Business leaders have often been reported as unhappy with the communication skills of their workforce. In a country such as the UK, where English is the native language, this is not only unacceptable but utterly bemusing.
After all, our schools spend the best part of 12 years teaching their charges how to write – hardly a school day goes by without most children having to write at least a few hundred words on some subject.
Why, then, do so many leave school without being able to string a decent sentence together? Being an ex-English teacher myself, I should have some insight into this but, to be honest, it’s as much a mystery to me as anyone else. It’s fair to say that a majority of students who leave school are able to write reasonably well but with written communication becoming ever more central to the way we do business, ‘reasonable’ isn’t good enough.

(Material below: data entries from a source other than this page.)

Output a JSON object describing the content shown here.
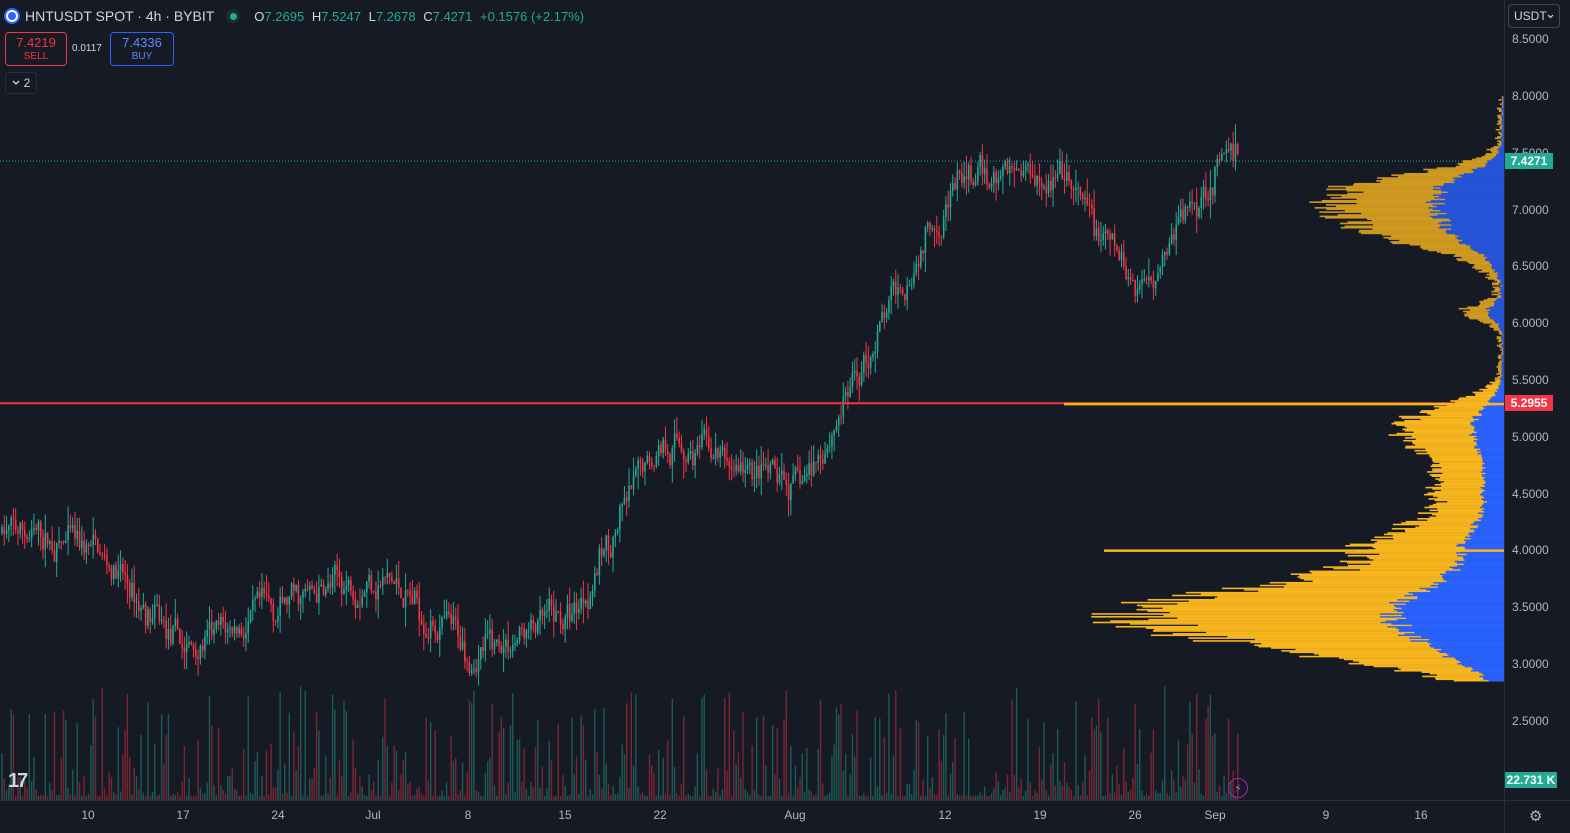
{
  "header": {
    "title": "HNTUSDT SPOT · 4h · BYBIT",
    "ohlc": [
      {
        "k": "O",
        "v": "7.2695"
      },
      {
        "k": "H",
        "v": "7.5247"
      },
      {
        "k": "L",
        "v": "7.2678"
      },
      {
        "k": "C",
        "v": "7.4271"
      }
    ],
    "change": "+0.1576 (+2.17%)"
  },
  "trade": {
    "sell_price": "7.4219",
    "sell_label": "SELL",
    "spread": "0.0117",
    "buy_price": "7.4336",
    "buy_label": "BUY"
  },
  "indicators_toggle": {
    "count": "2"
  },
  "currency_select": {
    "value": "USDT"
  },
  "price_axis": {
    "ticks": [
      "8.5000",
      "8.0000",
      "7.5000",
      "7.0000",
      "6.5000",
      "6.0000",
      "5.5000",
      "5.0000",
      "4.5000",
      "4.0000",
      "3.5000",
      "3.0000",
      "2.5000"
    ],
    "tick_values": [
      8.5,
      8.0,
      7.5,
      7.0,
      6.5,
      6.0,
      5.5,
      5.0,
      4.5,
      4.0,
      3.5,
      3.0,
      2.5
    ],
    "last_price_label": "7.4271",
    "last_price": 7.4271,
    "hline_label": "5.2955",
    "hline_price": 5.2955,
    "volume_label": "22.731 K"
  },
  "time_axis": {
    "labels": [
      "10",
      "17",
      "24",
      "Jul",
      "8",
      "15",
      "22",
      "Aug",
      "12",
      "19",
      "26",
      "Sep",
      "9",
      "16"
    ]
  },
  "chart_data": {
    "type": "candlestick",
    "title": "HNTUSDT SPOT · 4h · BYBIT",
    "y_range": [
      2.1,
      8.7
    ],
    "x_labels": [
      "10",
      "17",
      "24",
      "Jul",
      "8",
      "15",
      "22",
      "Aug",
      "12",
      "19",
      "26",
      "Sep",
      "9",
      "16"
    ],
    "close_trajectory": [
      {
        "x": "10",
        "y": 4.0
      },
      {
        "x": "17",
        "y": 3.1
      },
      {
        "x": "24",
        "y": 3.5
      },
      {
        "x": "Jul",
        "y": 3.8
      },
      {
        "x": "8",
        "y": 3.1
      },
      {
        "x": "15",
        "y": 3.4
      },
      {
        "x": "22",
        "y": 5.0
      },
      {
        "x": "Aug",
        "y": 4.5
      },
      {
        "x": "12",
        "y": 7.2
      },
      {
        "x": "19",
        "y": 7.4
      },
      {
        "x": "26",
        "y": 6.3
      },
      {
        "x": "Sep",
        "y": 7.4271
      }
    ],
    "horizontal_line": 5.2955,
    "last_price": 7.4271,
    "colors": {
      "up": "#22ab94",
      "down": "#f23645",
      "hline": "#f23645",
      "vp_up": "#2962ff",
      "vp_down": "#f7b51e",
      "background": "#161a25"
    }
  },
  "icons": {
    "logo": "tradingview-logo",
    "bolt": "lightning-icon",
    "settings": "gear-icon"
  },
  "logo_text": "17",
  "bolt_glyph": "⚡",
  "settings_glyph": "⚙"
}
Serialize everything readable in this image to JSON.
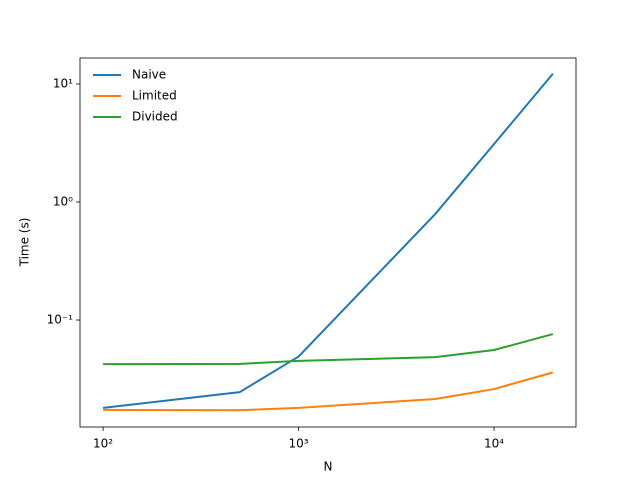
{
  "chart_data": {
    "type": "line",
    "x_label": "N",
    "y_label": "Time (s)",
    "x": [
      100,
      500,
      1000,
      5000,
      10000,
      20000
    ],
    "series": [
      {
        "name": "Naive",
        "color": "#1f77b4",
        "values": [
          0.018,
          0.0245,
          0.049,
          0.79,
          3.1,
          12.2
        ]
      },
      {
        "name": "Limited",
        "color": "#ff7f0e",
        "values": [
          0.0173,
          0.0172,
          0.018,
          0.0214,
          0.026,
          0.036
        ]
      },
      {
        "name": "Divided",
        "color": "#2ca02c",
        "values": [
          0.0423,
          0.0425,
          0.045,
          0.0485,
          0.0557,
          0.076
        ]
      }
    ],
    "xscale": "log",
    "yscale": "log",
    "xlim": [
      76.2,
      26250
    ],
    "ylim": [
      0.0124,
      16.6
    ],
    "xticks": [
      {
        "value": 100,
        "label": "10²"
      },
      {
        "value": 1000,
        "label": "10³"
      },
      {
        "value": 10000,
        "label": "10⁴"
      }
    ],
    "yticks": [
      {
        "value": 0.1,
        "label": "10⁻¹"
      },
      {
        "value": 1,
        "label": "10⁰"
      },
      {
        "value": 10,
        "label": "10¹"
      }
    ],
    "legend": "upper left"
  }
}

So, what can we do? Unfortunately, it’s an uphill struggle. The value of the written word has taken a sound bashing over the last thirty years thanks to such things as the Internet, texting and the fact that ‘reading’ is too often seen as a dirty word by our youth (and a large proportion of the adult population for that matter).
Yet it is something that is worth tackling because bad communication, in the long run, can lead to all sorts of problems. These can range from misunderstandings to arguments, all of which can stifle a business opportunity and throw an avoidable ‘spanner in the works’.
In the short term, those of us with the knowledge and skills should do what we can to plug the gaps. I’m a great believer in learning to write through practice, so if we can engender some good habits – recognising sloppy grammar or learning to be self-critical, for instance – people don’t need a teacher standing over them the whole time to improve.
Voxtree is now offering short courses that do just that (okay, okay, shameless plug, I know) and I genuinely hope it will help. Sure, it’s an opportunity to bring in some revenue, but I really wouldn’t be doing it if I didn’t see it has having some tangible and useful benefit to the people who take part.
Over the long term, we really have to put the onus back onto the schools. I don’t blame the teachers for the poor communication skills of their pupils. But I believe that society needs to change its attitude to the written word if we are going to stay competitive as a nation.
It may sound controversial but exams, to my mind, are anathema to good communication. The education culture – again not the fault of teachers – is way too skewed towards grades and passing exams to the extent that they become the reason d’être of education, particularly during those formative teenage years.
If students are encouraged to write well because it will help them get ahead in life, I reckon we’d see a huge difference. Until then, we have to try and get back to valuing our language, and its presentation, if we are to make any headway with this issue at all.